Bruce Durling's Road to Lisp
I, Bruce Durling, do solemnly offer these my responses to The Road to Lisp Survey:

When did you first try Lisp (meaning here and throughout the survey "any member of the Lisp family") seriously, and which Lisp family member was it?
Switch Date 2003

I started getting into emacs to write my MSc dissertation in LaTeX after I swore I would never write another large document in Microsoft Word again. This opened the rabbit hole for me. I now use emacs for everything from mail, wikis, blogs, coding and as a PIM.

What led you to try Lisp?
| RtL Emacs Elisp | RtL Greenspun's Tenth | RtL Paul Graham

emacs exposed me to lisp and I started to read more about it and came across Paul Graham's work. His page and a number of others have lead me to wanting to do more with this language that seemed to be able to do everything.

At one point I even wrote a system in XML and java that fulfilled Greenspun's Tenth Rule. So much work to do form and field validation.

I even wrote to Paul Graham once and asked him where I should start with studying lisp. He suggested that I use MzScheme (that was a surpise). I didn't take his advice though. I've bought his book instead.

I'm reading Paul Grahams's ANSI Common Lisp now and I have copies of SBCL and Clisp to play with.

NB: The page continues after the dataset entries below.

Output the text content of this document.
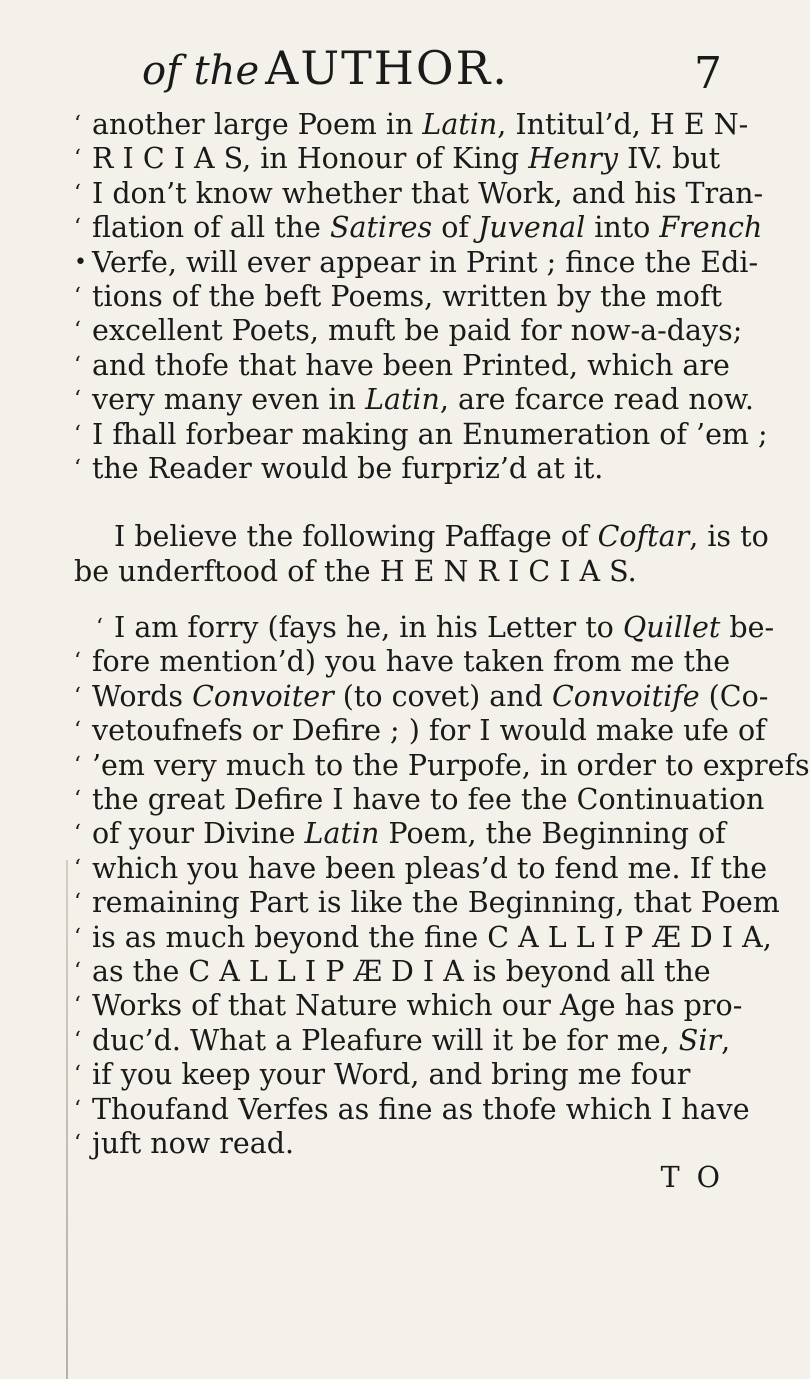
of the AUTHOR.	7
‘ another large Poem in Latin, Intitul’d, H E N-
‘ R I C I A S, in Honour of King Henry IV. but
‘ I don’t know whether that Work, and his Tran-
‘ flation of all the Satires of Juvenal into French
• Verfe, will ever appear in Print ; fince the Edi-
‘ tions of the beft Poems, written by the moft
‘ excellent Poets, muft be paid for now-a-days;
‘ and thofe that have been Printed, which are
‘ very many even in Latin, are fcarce read now.
‘ I fhall forbear making an Enumeration of ’em ;
‘ the Reader would be furpriz’d at it.
I believe the following Paffage of Coftar, is to
be underftood of the H E N R I C I A S.
‘ I am forry (fays he, in his Letter to Quillet be-
‘ fore mention’d) you have taken from me the
‘ Words Convoiter (to covet) and Convoitife (Co-
‘ vetoufnefs or Defire ; ) for I would make ufe of
‘ ’em very much to the Purpofe, in order to exprefs
‘ the great Defire I have to fee the Continuation
‘ of your Divine Latin Poem, the Beginning of
‘ which you have been pleas’d to fend me. If the
‘ remaining Part is like the Beginning, that Poem
‘ is as much beyond the fine C A L L I P Æ D I A,
‘ as the C A L L I P Æ D I A is beyond all the
‘ Works of that Nature which our Age has pro-
‘ duc’d. What a Pleafure will it be for me, Sir,
‘ if you keep your Word, and bring me four
‘ Thoufand Verfes as fine as thofe which I have
‘ juft now read.
T O
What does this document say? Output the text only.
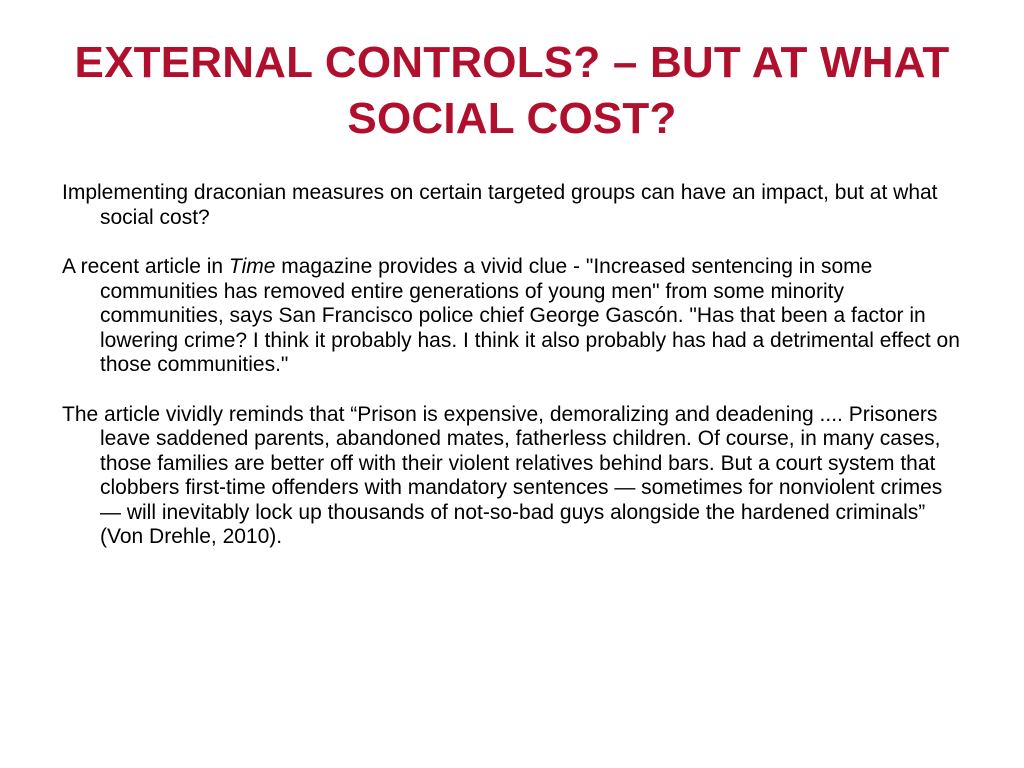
EXTERNAL CONTROLS? – BUT AT WHAT SOCIAL COST?

Implementing draconian measures on certain targeted groups can have an impact, but at what social cost?

A recent article in Time magazine provides a vivid clue - "Increased sentencing in some communities has removed entire generations of young men" from some minority communities, says San Francisco police chief George Gascón. "Has that been a factor in lowering crime? I think it probably has. I think it also probably has had a detrimental effect on those communities."

The article vividly reminds that “Prison is expensive, demoralizing and deadening .... Prisoners leave saddened parents, abandoned mates, fatherless children. Of course, in many cases, those families are better off with their violent relatives behind bars. But a court system that clobbers first-time offenders with mandatory sentences — sometimes for nonviolent crimes — will inevitably lock up thousands of not-so-bad guys alongside the hardened criminals” (Von Drehle, 2010).
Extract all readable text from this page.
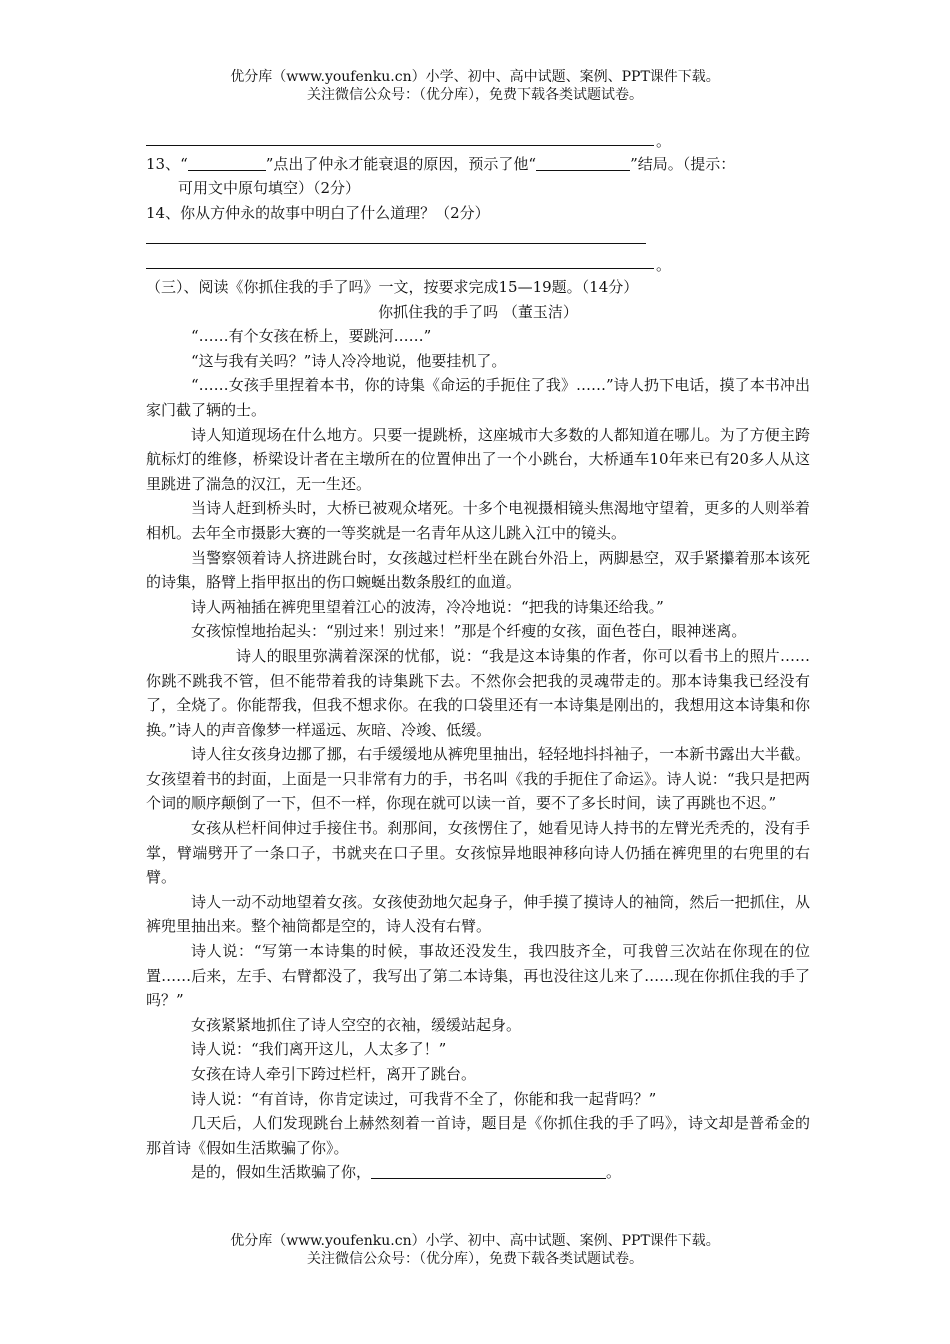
优分库（www.youfenku.cn）小学、初中、高中试题、案例、PPT课件下载。
关注微信公众号：（优分库），免费下载各类试题试卷。
。
13、“	”点出了仲永才能衰退的原因，预示了他“	”结局。（提示：
可用文中原句填空）（2分）
14、你从方仲永的故事中明白了什么道理？（2分）
。

（三）、阅读《你抓住我的手了吗》一文，按要求完成15—19题。（14分）

你抓住我的手了吗 （董玉洁）

“……有个女孩在桥上，要跳河……”

“这与我有关吗？”诗人冷冷地说，他要挂机了。

“……女孩手里捏着本书，你的诗集《命运的手扼住了我》……”诗人扔下电话，摸了本书冲出家门截了辆的士。

诗人知道现场在什么地方。只要一提跳桥，这座城市大多数的人都知道在哪儿。为了方便主跨航标灯的维修，桥梁设计者在主墩所在的位置伸出了一个小跳台，大桥通车10年来已有20多人从这里跳进了湍急的汉江，无一生还。

当诗人赶到桥头时，大桥已被观众堵死。十多个电视摄相镜头焦渴地守望着，更多的人则举着相机。去年全市摄影大赛的一等奖就是一名青年从这儿跳入江中的镜头。

当警察领着诗人挤进跳台时，女孩越过栏杆坐在跳台外沿上，两脚悬空，双手紧攥着那本该死的诗集，胳臂上指甲抠出的伤口蜿蜒出数条殷红的血道。

诗人两袖插在裤兜里望着江心的波涛，冷冷地说：“把我的诗集还给我。”

女孩惊惶地抬起头：“别过来！别过来！”那是个纤瘦的女孩，面色苍白，眼神迷离。

诗人的眼里弥满着深深的忧郁，说：“我是这本诗集的作者，你可以看书上的照片……你跳不跳我不管，但不能带着我的诗集跳下去。不然你会把我的灵魂带走的。那本诗集我已经没有了，全烧了。你能帮我，但我不想求你。在我的口袋里还有一本诗集是刚出的，我想用这本诗集和你换。”诗人的声音像梦一样遥远、灰暗、冷竣、低缓。

诗人往女孩身边挪了挪，右手缓缓地从裤兜里抽出，轻轻地抖抖袖子，一本新书露出大半截。女孩望着书的封面，上面是一只非常有力的手，书名叫《我的手扼住了命运》。诗人说：“我只是把两个词的顺序颠倒了一下，但不一样，你现在就可以读一首，要不了多长时间，读了再跳也不迟。”

女孩从栏杆间伸过手接住书。刹那间，女孩愣住了，她看见诗人持书的左臂光秃秃的，没有手掌，臂端劈开了一条口子，书就夹在口子里。女孩惊异地眼神移向诗人仍插在裤兜里的右兜里的右臂。

诗人一动不动地望着女孩。女孩使劲地欠起身子，伸手摸了摸诗人的袖筒，然后一把抓住，从裤兜里抽出来。整个袖筒都是空的，诗人没有右臂。

诗人说：“写第一本诗集的时候，事故还没发生，我四肢齐全，可我曾三次站在你现在的位置……后来，左手、右臂都没了，我写出了第二本诗集，再也没往这儿来了……现在你抓住我的手了吗？”

女孩紧紧地抓住了诗人空空的衣袖，缓缓站起身。

诗人说：“我们离开这儿，人太多了！”

女孩在诗人牵引下跨过栏杆，离开了跳台。

诗人说：“有首诗，你肯定读过，可我背不全了，你能和我一起背吗？”

几天后，人们发现跳台上赫然刻着一首诗，题目是《你抓住我的手了吗》，诗文却是普希金的那首诗《假如生活欺骗了你》。

是的，假如生活欺骗了你，	。

优分库（www.youfenku.cn）小学、初中、高中试题、案例、PPT课件下载。
关注微信公众号：（优分库），免费下载各类试题试卷。
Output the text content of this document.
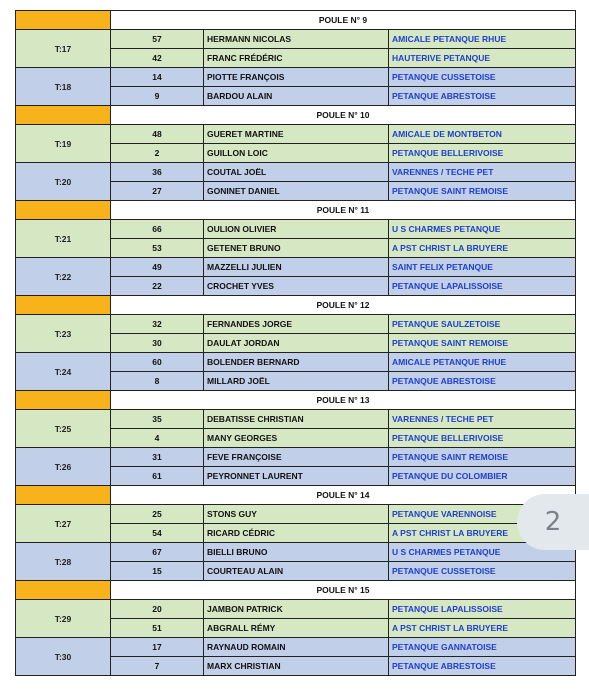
	POULE N° 9		
T:17	57	HERMANN NICOLAS	AMICALE PETANQUE RHUE
	42	FRANC FRÉDÉRIC	HAUTERIVE PETANQUE
T:18	14	PIOTTE FRANÇOIS	PETANQUE CUSSETOISE
	9	BARDOU ALAIN	PETANQUE ABRESTOISE
	POULE N° 10		
T:19	48	GUERET MARTINE	AMICALE DE MONTBETON
	2	GUILLON LOIC	PETANQUE BELLERIVOISE
T:20	36	COUTAL JOËL	VARENNES / TECHE PET
	27	GONINET DANIEL	PETANQUE SAINT REMOISE
	POULE N° 11		
T:21	66	OULION OLIVIER	U S CHARMES PETANQUE
	53	GETENET BRUNO	A PST CHRIST LA BRUYERE
T:22	49	MAZZELLI JULIEN	SAINT FELIX PETANQUE
	22	CROCHET YVES	PETANQUE LAPALISSOISE
	POULE N° 12		
T:23	32	FERNANDES JORGE	PETANQUE SAULZETOISE
	30	DAULAT JORDAN	PETANQUE SAINT REMOISE
T:24	60	BOLENDER BERNARD	AMICALE PETANQUE RHUE
	8	MILLARD JOËL	PETANQUE ABRESTOISE
	POULE N° 13		
T:25	35	DEBATISSE CHRISTIAN	VARENNES / TECHE PET
	4	MANY GEORGES	PETANQUE BELLERIVOISE
T:26	31	FEVE FRANÇOISE	PETANQUE SAINT REMOISE
	61	PEYRONNET LAURENT	PETANQUE DU COLOMBIER
	POULE N° 14		
T:27	25	STONS GUY	PETANQUE VARENNOISE
	54	RICARD CÉDRIC	A PST CHRIST LA BRUYERE
T:28	67	BIELLI BRUNO	U S CHARMES PETANQUE
	15	COURTEAU ALAIN	PETANQUE CUSSETOISE
	POULE N° 15		
T:29	20	JAMBON PATRICK	PETANQUE LAPALISSOISE
	51	ABGRALL RÉMY	A PST CHRIST LA BRUYERE
T:30	17	RAYNAUD ROMAIN	PETANQUE GANNATOISE
	7	MARX CHRISTIAN	PETANQUE ABRESTOISE
2
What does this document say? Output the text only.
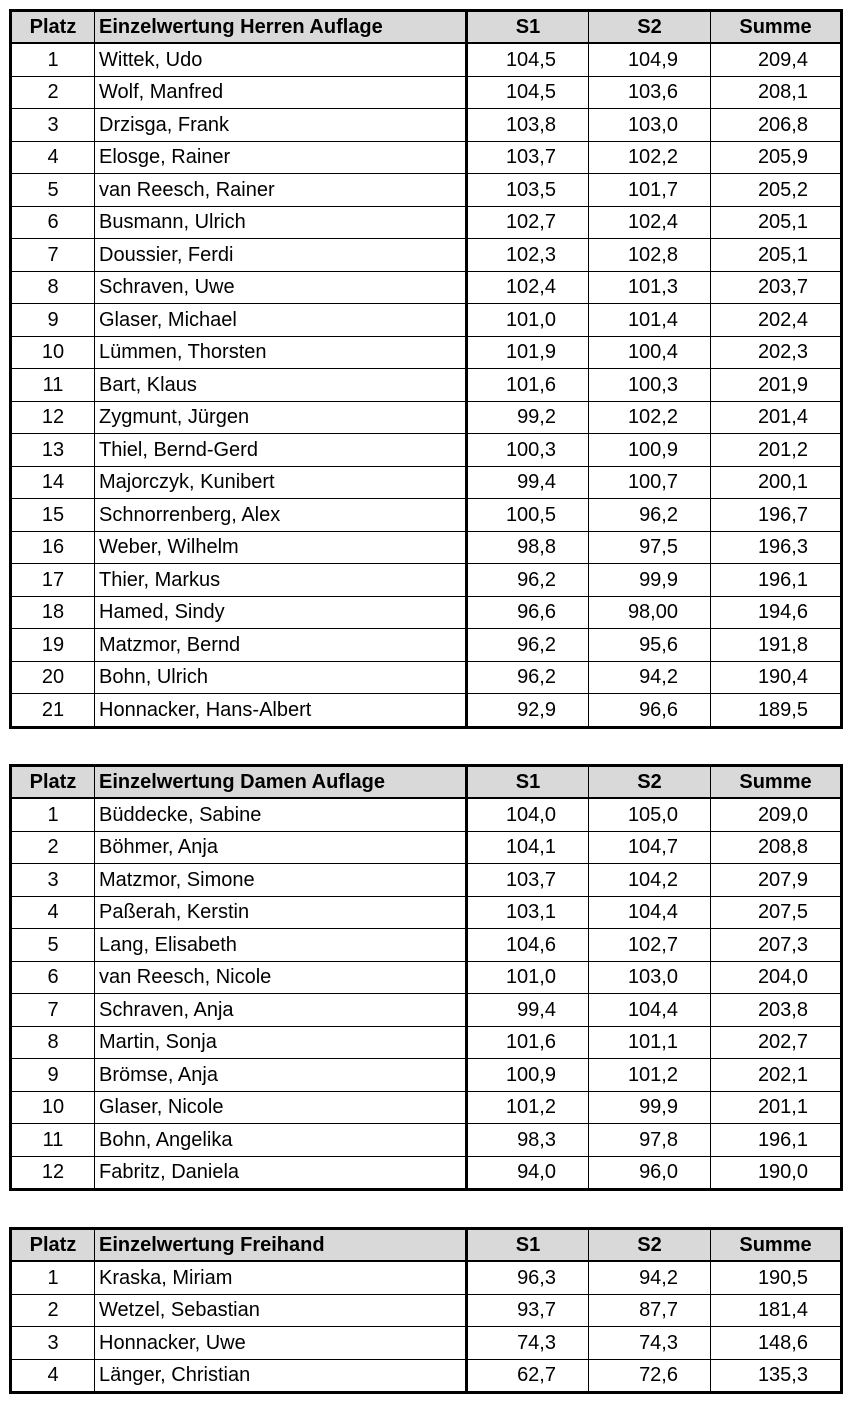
Platz	Einzelwertung Herren Auflage	S1	S2	Summe
1	Wittek, Udo	104,5	104,9	209,4
2	Wolf, Manfred	104,5	103,6	208,1
3	Drzisga, Frank	103,8	103,0	206,8
4	Elosge, Rainer	103,7	102,2	205,9
5	van Reesch, Rainer	103,5	101,7	205,2
6	Busmann, Ulrich	102,7	102,4	205,1
7	Doussier, Ferdi	102,3	102,8	205,1
8	Schraven, Uwe	102,4	101,3	203,7
9	Glaser, Michael	101,0	101,4	202,4
10	Lümmen, Thorsten	101,9	100,4	202,3
11	Bart, Klaus	101,6	100,3	201,9
12	Zygmunt, Jürgen	99,2	102,2	201,4
13	Thiel, Bernd-Gerd	100,3	100,9	201,2
14	Majorczyk, Kunibert	99,4	100,7	200,1
15	Schnorrenberg, Alex	100,5	96,2	196,7
16	Weber, Wilhelm	98,8	97,5	196,3
17	Thier, Markus	96,2	99,9	196,1
18	Hamed, Sindy	96,6	98,00	194,6
19	Matzmor, Bernd	96,2	95,6	191,8
20	Bohn, Ulrich	96,2	94,2	190,4
21	Honnacker, Hans-Albert	92,9	96,6	189,5
Platz	Einzelwertung Damen Auflage	S1	S2	Summe
1	Büddecke, Sabine	104,0	105,0	209,0
2	Böhmer, Anja	104,1	104,7	208,8
3	Matzmor, Simone	103,7	104,2	207,9
4	Paßerah, Kerstin	103,1	104,4	207,5
5	Lang, Elisabeth	104,6	102,7	207,3
6	van Reesch, Nicole	101,0	103,0	204,0
7	Schraven, Anja	99,4	104,4	203,8
8	Martin, Sonja	101,6	101,1	202,7
9	Brömse, Anja	100,9	101,2	202,1
10	Glaser, Nicole	101,2	99,9	201,1
11	Bohn, Angelika	98,3	97,8	196,1
12	Fabritz, Daniela	94,0	96,0	190,0
Platz	Einzelwertung Freihand	S1	S2	Summe
1	Kraska, Miriam	96,3	94,2	190,5
2	Wetzel, Sebastian	93,7	87,7	181,4
3	Honnacker, Uwe	74,3	74,3	148,6
4	Länger, Christian	62,7	72,6	135,3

If you were trying Lisp out of unhappiness with another language, what was that other language and what did you not like about it, or what were you hoping to find different in Lisp?

REPL is what does it for me. I like the idea of having a programming language that I can experiment in quickly yet still has good run time speed.

How far have you gotten in your study of Lisp?

I'm ok with emacs lisp. I'm really just starting on Common Lisp.

What do you think of Lisp so far?

I love it so far. I like the small amount of syntax especially. Nothing seems to get in the way.